Nous ne restons pas longtemps au sommet, il fait très froid. Geoffroy nous dit avoir été obligé tout à l'heure de s'uriner sur les mains tant elles étaient gelées.
Pour notre retour, nous empruntons un couloir de cendres volcaniques avec une pente de 70%. Nous courrons littéralement, Loïc, Geoffroy et le guide font des bons de cabris. Ils sont maintenant loin devant moi. C'est vrai que cette descente est amusante, mais je suis fatigué et ne peux aller à leur rythme, je m'arrête souvent. Ils auront presque terminé de plier la tente et le matériel quand j'arriverai au camp de base.
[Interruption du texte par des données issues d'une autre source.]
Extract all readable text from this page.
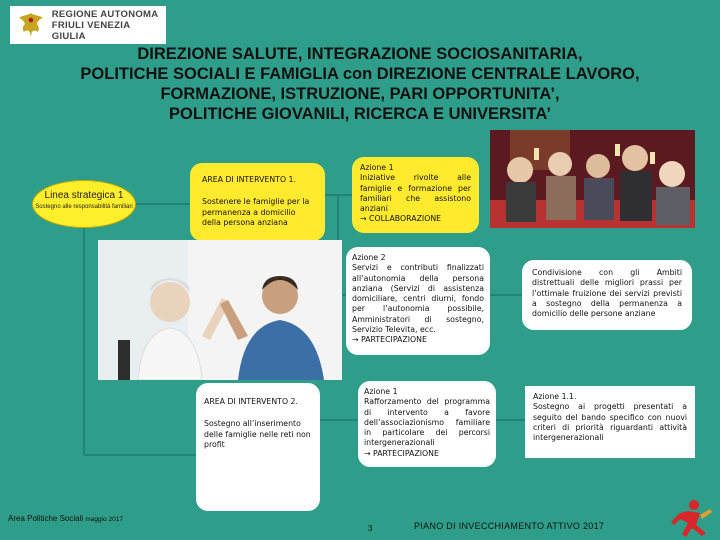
REGIONE AUTONOMA
FRIULI VENEZIA GIULIA
DIREZIONE SALUTE, INTEGRAZIONE SOCIOSANITARIA,
POLITICHE SOCIALI E FAMIGLIA con DIREZIONE CENTRALE LAVORO,
FORMAZIONE, ISTRUZIONE, PARI OPPORTUNITA’,
POLITICHE GIOVANILI, RICERCA E UNIVERSITA’
Linea strategica 1
Sostegno alle responsabilità familiari
AREA DI INTERVENTO 1.
Sostenere le famiglie per la permanenza a domicilio della persona anziana
Azione 1
Iniziative rivolte alle famiglie e formazione per familiari che assistono anziani
→ COLLABORAZIONE
Azione 2
Servizi e contributi finalizzati all’autonomia della persona anziana (Servizi di assistenza domiciliare, centri diurni, fondo per l’autonomia possibile, Amministratori di sostegno, Servizio Televita, ecc.
→ PARTECIPAZIONE
Condivisione con gli Ambiti distrettuali delle migliori prassi per l’ottimale fruizione dei servizi previsti a sostegno della permanenza a domicilio delle persone anziane
AREA DI INTERVENTO 2.
Sostegno all’inserimento delle famiglie nelle reti non profit
Azione 1
Rafforzamento del programma di intervento a favore dell’associazionismo familiare in particolare dei percorsi intergenerazionali
→ PARTECIPAZIONE
Azione 1.1.
Sostegno ai progetti presentati a seguito del bando specifico con nuovi criteri di priorità riguardanti attività intergenerazionali
Area Politiche Sociali maggio 2017
3	PIANO DI INVECCHIAMENTO ATTIVO 2017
Nous avons quitté le sommet il y a 1h30. Nous repartons assez vite après avoir mangé le reste de nos provisions, il est 10h30, il fait toujours froid. En repartant je constate encore la saleté du lieu. Nous avons fait une poubelle de nos détritus, mais n'avons pu ramasser tous ceux des autres, il y en avait de trop. Dès que nous sommes partis, une souris ou un rat pointe son nez de derrière une pierre pour manger quelques reliefs de nourriture. Je me demande comment elle est arrivée si haut. C'est le seul animal que nous ayons rencontré dans toute notre ascension. Encore une 1h30 est nous retrouvons notre chauffeur. Vers la fin de notre descente notre guide nous montre les empreintes d'un animal dont il nous dit être celles d'un puma (frissons). A 12h 30 nous sommes de retour à hôtel, nous y croisons deux jeunes qui viennent de faire l'ascension du Mont Chachani (6075m), ils sont épuisés, ils n'ont pas dormi de la nuit, ils ont l'impression que leur tête va éclater tant ils ont mal. Nous sommes dans un sale état, mais sans le mal de crâne, et finalement nous sommes bien contents ne pas avoir fait celui-là. Notre aubergiste nous offre un verre de maté de coca et nous explique que les agences ne sont pas toujours très sérieuses, car pour toucher leur commissions sur les courses en montagnes elles indiquent aux clients qu'elles sont faciles. Mais en fait, bien peu de personnes vont jusqu'au bout. Quant au matériel, à les écouter, il suffit d'être en baskets et vêtements de ville. Nous avons payé pour voir comme le dit la maxime. Loïc et Geoffroy n'avaient pas de bons gants, et pas de pantalons chauds. Conclusion, en haute altitude, même en été sous les tropiques, il peut faire très froid, nous le saurons la prochaine fois. Demain nous prendrons la route du Chili. Après tant de fatigues et un bon dîner (viande d'alpaca) la nuit a été très bonne.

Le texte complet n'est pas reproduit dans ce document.